The standard XyG polymer synthesis reaction with microsomal fractions was performed essentially as described earlier (10), except that the total reaction volume was 60 μl. The crude membranes (40 μl) were incubated for 1 h at 25°C with 20 μl of the assay medium containing UDP-[14C]Xyl (60,000 cpm), 0.6 mM UDP-Xyl, and 3 mM UDP-Glc. Reactions were stopped by addition of 100 μg of tamarind XyG and then precipitated with cold 67% ethanol. The excess of UDP-[14C]Xyl was removed by 3 washes of the insoluble-ethanol products with 67% ethanol, and the radiolabeled incorporation was measured with a Beckman LS 5000 TD counter after dissolution of the products in 0.2 ml water and 2 ml of liquid scintillation mixture (ICN). In some experiments the membranes were preincubated in the presence of 1 mM UDP-Glc for 30 min and then ultracentrifuged at 100,000 × g for 15 min at 4°C to remove unused UDP-Glc. The pellets were rinsed twice with cold EB before resuspension in the same volume of EB and incubation (1 h, 25°C) in the presence of UDP-[14C]Xyl (60,000 cpm) and 0.1–0.2 mM UDP-Xyl. Control reactions were conducted in the absence of UDP-Glc or with boiled membranes. The same assays were used to test the effect of detergents on XyG biosynthesis in the permeabilized membranes.

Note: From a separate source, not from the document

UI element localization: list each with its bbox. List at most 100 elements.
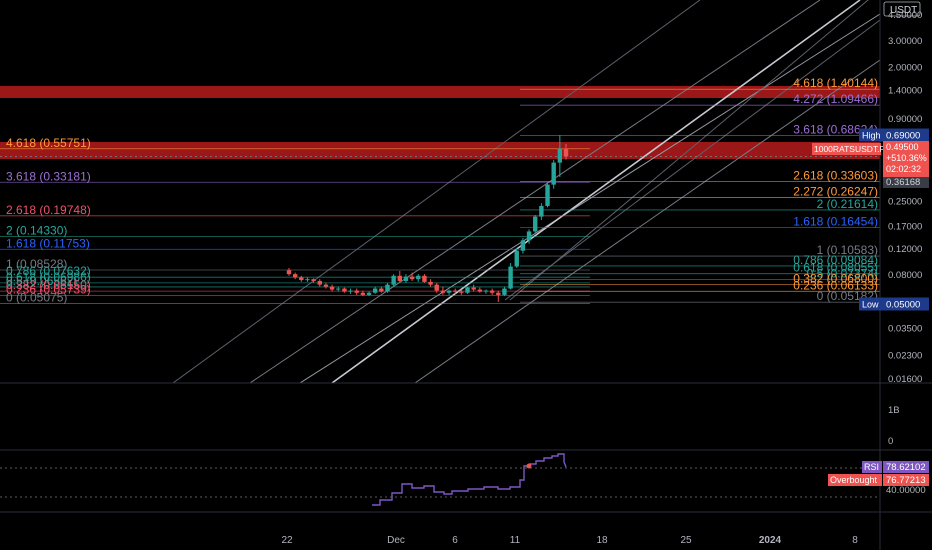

When cello-oligosaccharides (usually 100–300 μg per reaction) were used as acceptors for xylosyltransferase activity, the reactions were conducted as above and were stopped by adding 0.2 ml of water, followed by centrifugation. Sufficient Dowex 1-X80 resin (Cl− form) was added to complex the unused UDP-[14C]Xyl before centrifugation at 12,000 × g to pellet the resin. The supernatants that contained radiolabeled products were saved and counted as above. The control did not contain the oligosaccharide acceptors.
When CMC polymer was used as acceptor the reactions were conducted as described above and stopped by ethanol (67%) precipitation and washed twice before resuspension in 0.2 ml of water and counting as above.
Characterization of the Radiolabeled Products.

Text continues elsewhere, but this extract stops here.